Through the Jungle of Non-Profit Carbon Offset Providers


Wildly varying prices, questions of accountability, and the carbon neutral myth, TreeHuggers everywhere we can imagine, are trying to make sense of the carbon offset business.

It might not be something you think about before you go to bed, but economists surely do as the carbon offset business — voluntary and mandatory — could mean millions and billions of dollars in revenue.

Over at Carbon Catalog, this TreeHugger's taken out her trusty rusty binoculars and trekked through the carbon offset jungle of not-for-profit providers. We met with five of the world's best and asked them lots of questions about their non-profit designation.

Does being a non-profit make an organization more accountable? Who can claim tax breaks by buying offsets? Will non-profits be competitive in the long-run? UK's PURE, Canada's Offsetters, America's CarbonFund, Switzerland's myclimate and France's Action Carbone answered some questions over the last couple of months and this week's Carbon Catablog post offers some of the more salient points raised.

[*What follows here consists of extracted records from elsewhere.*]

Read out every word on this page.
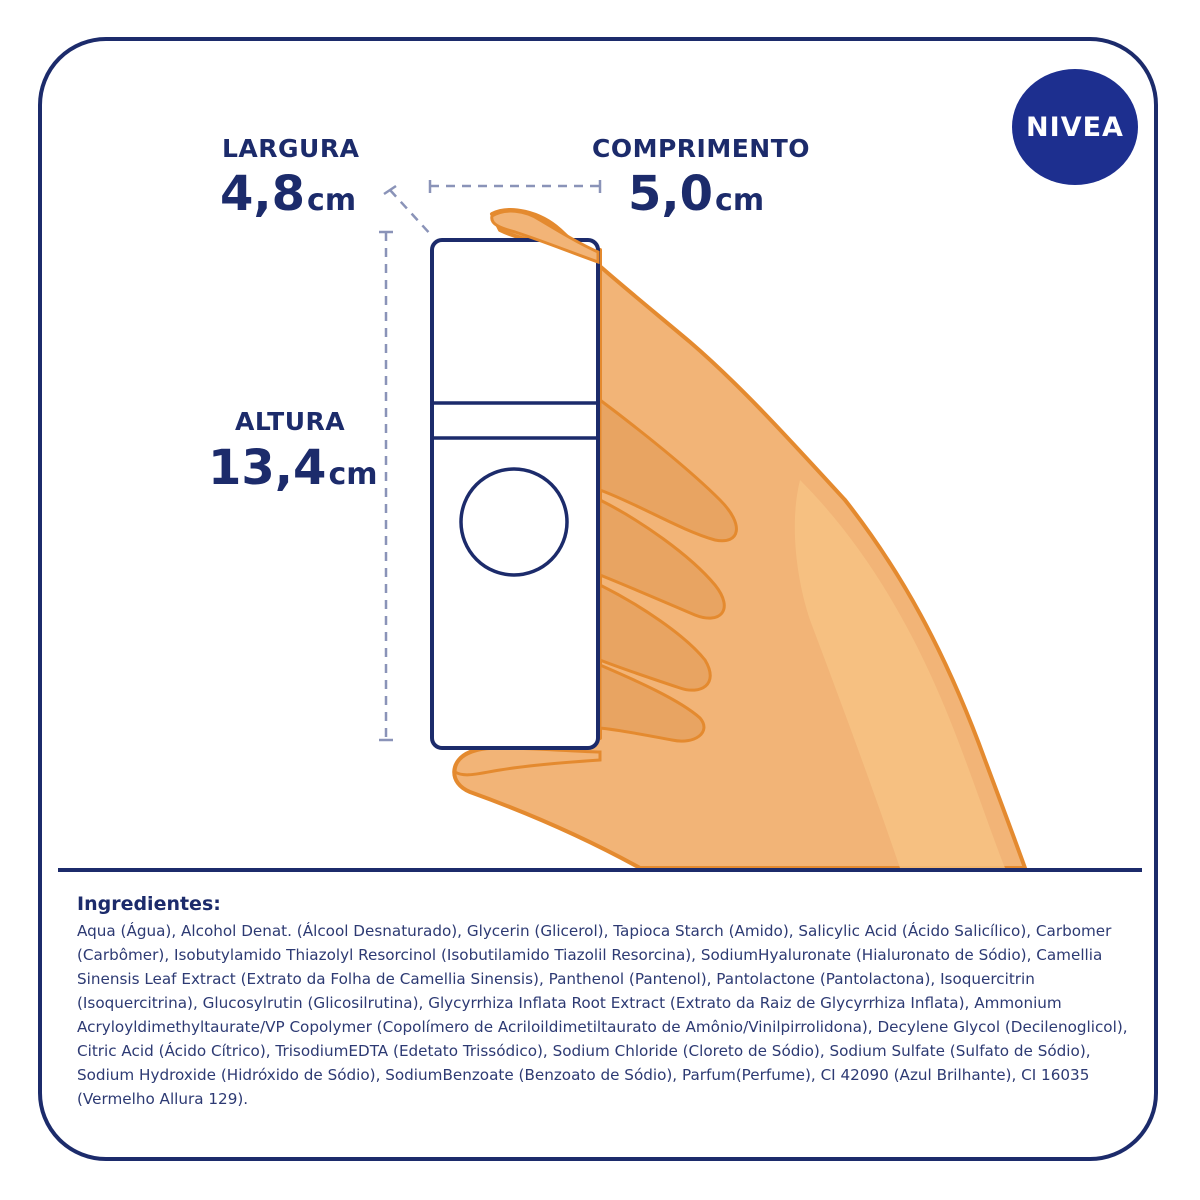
NIVEA
LARGURA
4,8cm
COMPRIMENTO
5,0cm
ALTURA
13,4cm
Ingredientes:

Aqua (Água), Alcohol Denat. (Álcool Desnaturado), Glycerin (Glicerol), Tapioca Starch (Amido), Salicylic Acid (Ácido Salicílico), Carbomer (Carbômer), Isobutylamido Thiazolyl Resorcinol (Isobutilamido Tiazolil Resorcina), SodiumHyaluronate (Hialuronato de Sódio), Camellia Sinensis Leaf Extract (Extrato da Folha de Camellia Sinensis), Panthenol (Pantenol), Pantolactone (Pantolactona), Isoquercitrin (Isoquercitrina), Glucosylrutin (Glicosilrutina), Glycyrrhiza Inflata Root Extract (Extrato da Raiz de Glycyrrhiza Inflata), Ammonium Acryloyldimethyltaurate/VP Copolymer (Copolímero de Acriloildimetiltaurato de Amônio/Vinilpirrolidona), Decylene Glycol (Decilenoglicol), Citric Acid (Ácido Cítrico), TrisodiumEDTA (Edetato Trissódico), Sodium Chloride (Cloreto de Sódio), Sodium Sulfate (Sulfato de Sódio), Sodium Hydroxide (Hidróxido de Sódio), SodiumBenzoate (Benzoato de Sódio), Parfum(Perfume), CI 42090 (Azul Brilhante), CI 16035 (Vermelho Allura 129).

In the coming months, the site will be talking to a series of for-profit offsetters.

Although Canada's Offsetters is a non-profit, explains its founder James Tansey, the "limitations of a not for profit are significant," he says. "It is difficult to secure funds to invest in growth and it is very hard to invest strategically in longer term offset projects."

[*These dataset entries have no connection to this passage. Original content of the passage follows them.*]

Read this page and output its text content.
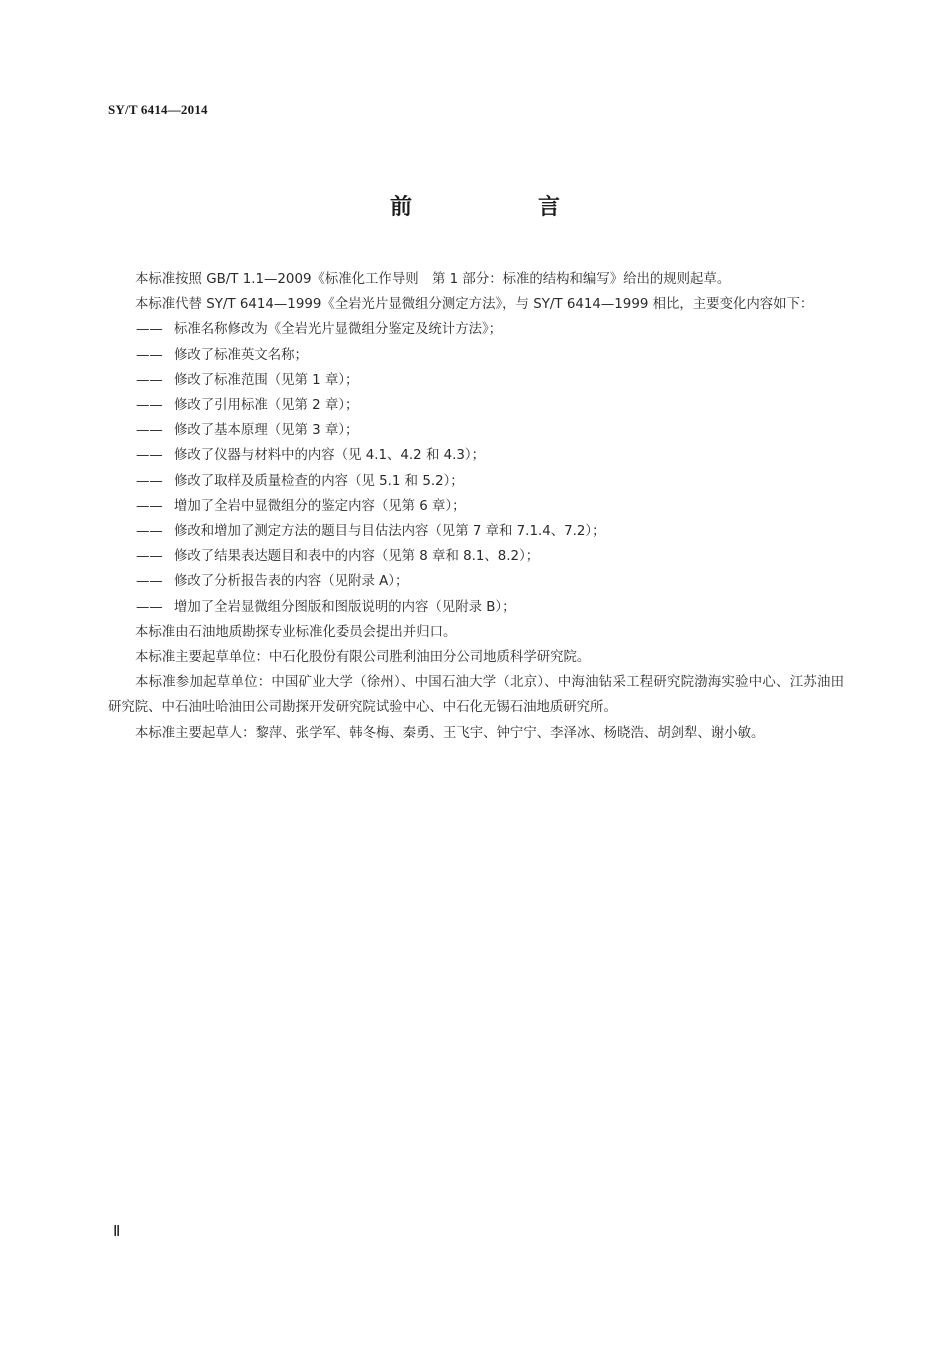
SY/T 6414—2014

前　言

本标准按照 GB/T 1.1—2009《标准化工作导则　第 1 部分：标准的结构和编写》给出的规则起草。

本标准代替 SY/T 6414—1999《全岩光片显微组分测定方法》，与 SY/T 6414—1999 相比，主要变化内容如下：

—— 标准名称修改为《全岩光片显微组分鉴定及统计方法》；
—— 修改了标准英文名称；
—— 修改了标准范围（见第 1 章）；
—— 修改了引用标准（见第 2 章）；
—— 修改了基本原理（见第 3 章）；
—— 修改了仪器与材料中的内容（见 4.1、4.2 和 4.3）；
—— 修改了取样及质量检查的内容（见 5.1 和 5.2）；
—— 增加了全岩中显微组分的鉴定内容（见第 6 章）；
—— 修改和增加了测定方法的题目与目估法内容（见第 7 章和 7.1.4、7.2）；
—— 修改了结果表达题目和表中的内容（见第 8 章和 8.1、8.2）；
—— 修改了分析报告表的内容（见附录 A）；
—— 增加了全岩显微组分图版和图版说明的内容（见附录 B）；

本标准由石油地质勘探专业标准化委员会提出并归口。

本标准主要起草单位：中石化股份有限公司胜利油田分公司地质科学研究院。

本标准参加起草单位：中国矿业大学（徐州）、中国石油大学（北京）、中海油钻采工程研究院渤海实验中心、江苏油田研究院、中石油吐哈油田公司勘探开发研究院试验中心、中石化无锡石油地质研究所。

本标准主要起草人：黎萍、张学军、韩冬梅、秦勇、王飞宇、钟宁宁、李泽冰、杨晓浩、胡剑犁、谢小敏。

Ⅱ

For this reason, Offsetters is planning to morph into a hybrid organization, offering both non-profit and for-profit models. "We also think that it would be inappropriate for offsets to be charitable donations as they should be a normal business expense."

In Switzerland, myclimate offers tax deductions to Swiss nationals, but the non-profit is also trying to get non-profit status in Germany and the UK so that other Europeans can enjoy the tax breaks if they offset with myclimate.

Unlike Tansey from Offsetters, myclimate's Kathrin Dellantonio seems surprised to hear that for profit providers may be more competitive in the long-run. She says, "I am hearing this criticism for the first time. As we don't have any profit interests, we guarantee that the largest percentage of the money goes to the projects. This is always one of the most important criteria for companies and individuals to offset with us!"

In France, Action Carbone's Ruy Korscha Anaya de la Rosa doesn't like to think in terms of competition (non-profit versus for profit providers). He says, "All the carbon market participants are fighting for the same cause: to cool down our planet. We must not forget that we are dealing with global warming in here!"

Russel Simon from CarbonFund believes being a non profit, allows his organization to focus on it's sole mission:

"Being a nonprofit allows us to focus solely on our mission: reduce greenhouse gasses, fighting global warming, hastening the transition to a clean energy future.

"As I said before, was founded as a nonprofit to provide a public good, and yes, we believe climate change is an ethical issue."